New volume explains the significance of place in Keats's poetry

Professor Richard Marggraf Turley

Professor Richard Marggraf Turley

05 December 2018

A new book edited by an Aberystwyth academic explores the significant locations across Britain which shaped the writing of the English Romantic poet, John Keats.

Keats's Places is edited by Richard Marggraf Turley, Professor of Romantic Literature in the Department of English and Creative Writing at Aberystwyth University.

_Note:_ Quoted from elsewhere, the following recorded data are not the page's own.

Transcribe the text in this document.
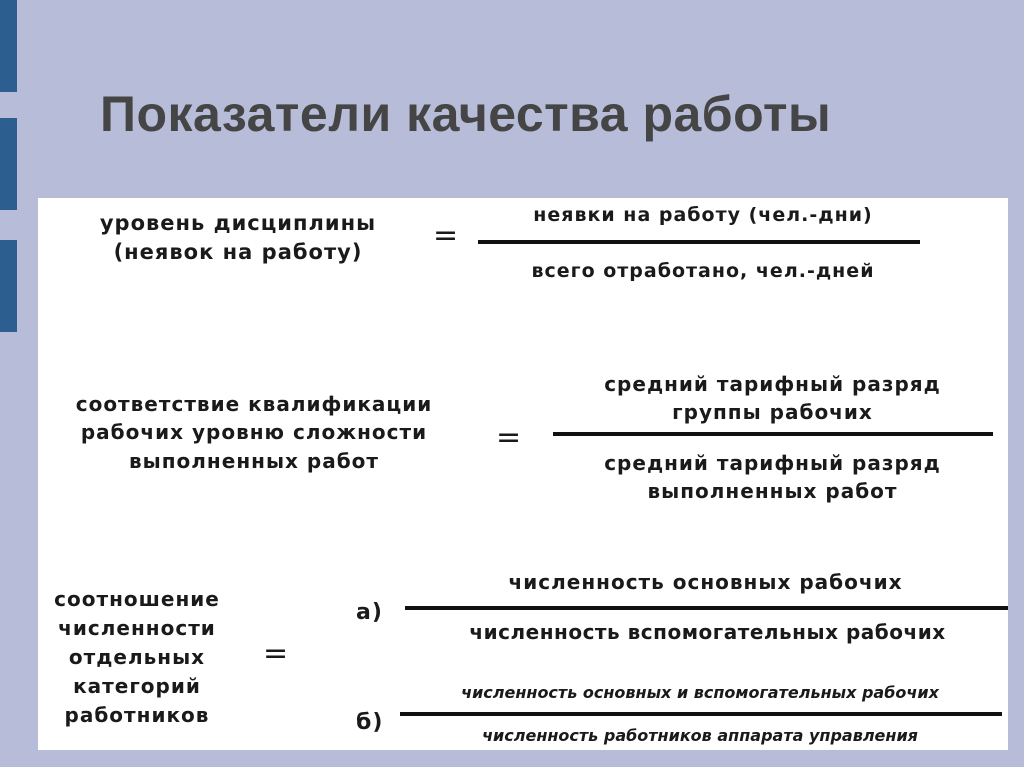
Показатели качества работы
уровень дисциплины
(неявок на работу)	=
неявки на работу (чел.-дни)
всего отработано, чел.-дней
соответствие квалификации
рабочих уровню сложности
выполненных работ
=
средний тарифный разряд
группы рабочих
средний тарифный разряд
выполненных работ
соотношение
численности
отдельных
категорий
работников
=
а)
численность основных рабочих
численность вспомогательных рабочих
б)
численность основных и вспомогательных рабочих
численность работников аппарата управления
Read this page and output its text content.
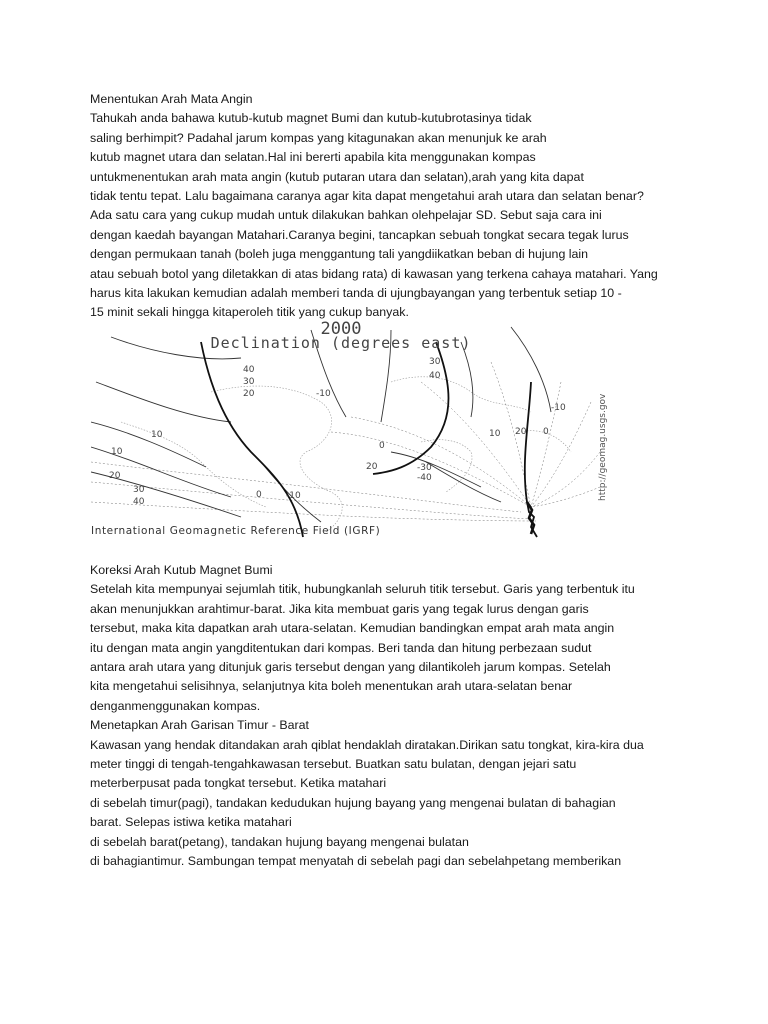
Menentukan Arah Mata Angin
Tahukah anda bahawa kutub-kutub magnet Bumi dan kutub-kutubrotasinya tidak
saling berhimpit? Padahal jarum kompas yang kitagunakan akan menunjuk ke arah
kutub magnet utara dan selatan.Hal ini bererti apabila kita menggunakan kompas
untukmenentukan arah mata angin (kutub putaran utara dan selatan),arah yang kita dapat
tidak tentu tepat. Lalu bagaimana caranya agar kita dapat mengetahui arah utara dan selatan benar?
Ada satu cara yang cukup mudah untuk dilakukan bahkan olehpelajar SD. Sebut saja cara ini
dengan kaedah bayangan Matahari.Caranya begini, tancapkan sebuah tongkat secara tegak lurus
dengan permukaan tanah (boleh juga menggantung tali yangdiikatkan beban di hujung lain
atau sebuah botol yang diletakkan di atas bidang rata) di kawasan yang terkena cahaya matahari. Yang
harus kita lakukan kemudian adalah memberi tanda di ujungbayangan yang terbentuk setiap 10 -
15 minit sekali hingga kitaperoleh titik yang cukup banyak.
40
30
20
10
10
20
30
40
0
0	-10
-10
20
30
40
-30
-40
10 20 0
-10
2000
Declination (degrees east)
International Geomagnetic Reference Field (IGRF)
http://geomag.usgs.gov
Koreksi Arah Kutub Magnet Bumi
Setelah kita mempunyai sejumlah titik, hubungkanlah seluruh titik tersebut. Garis yang terbentuk itu
akan menunjukkan arahtimur-barat. Jika kita membuat garis yang tegak lurus dengan garis
tersebut, maka kita dapatkan arah utara-selatan. Kemudian bandingkan empat arah mata angin
itu dengan mata angin yangditentukan dari kompas. Beri tanda dan hitung perbezaan sudut
antara arah utara yang ditunjuk garis tersebut dengan yang dilantikoleh jarum kompas. Setelah
kita mengetahui selisihnya, selanjutnya kita boleh menentukan arah utara-selatan benar
denganmenggunakan kompas.
Menetapkan Arah Garisan Timur - Barat
Kawasan yang hendak ditandakan arah qiblat hendaklah diratakan.Dirikan satu tongkat, kira-kira dua
meter tinggi di tengah-tengahkawasan tersebut. Buatkan satu bulatan, dengan jejari satu
meterberpusat pada tongkat tersebut. Ketika matahari
di sebelah timur(pagi), tandakan kedudukan hujung bayang yang mengenai bulatan di bahagian
barat. Selepas istiwa ketika matahari
di sebelah barat(petang), tandakan hujung bayang mengenai bulatan
di bahagiantimur. Sambungan tempat menyatah di sebelah pagi dan sebelahpetang memberikan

Writing in the book’s introduction, Professor Marggraf Turley challenges the common view that the apparent timelessness of Keats’s writing in some way implies placelessness; claiming that in fact location and place informed and shaped Keats’s poetry.

Professor Marggraf Turley said: “It’s often assumed that the flowery woods, bowers and hilly landscapes so characteristic of Keats’s poetry are imaginative – mere literary confections. In fact, those locations are often very specific, describing the medicinally rich botany of Hampstead Heath, the distinctive terrain on the Isle of Wight or even the artificial attractions of Vauxhall Pleasure Gardens, the haunt of prostitutes – whose ‘beamy eyes’ Keats also described. Keats’s keen eye and sensitivity to local shapes and forms are what give his work its distinctive power.”

The volume features a collection of essays by internationally renowned Keats scholars, in which they discuss a selection of places which featured in Keats’s creative life and helped mould his authorial identity.

The locations featured range from the claustrophobic stands of Guy’s Hospital operating theatre to the boneshaking interior of the Southampton mail coach; from Highland crags to Hampstead Heath; from crowded city interiors to leafy suburban lanes.

The book also investigates the relationship between Keats’s real and imagined places.

Professor Marggraf Turley is author of several books on the Romantic poets, including Keats’s Boyish Imagination (2004), Bright Stars: John Keats, Barry Cornwall and Romantic Literary Culture (2009), and with Jayne Archer and Howard Thomas, Food and the Literary Imagination (2015).

He is also author of a novel set in 1810, The Cunning House (2015). In 2007, he won the Keats-Shelley Prize for poetry.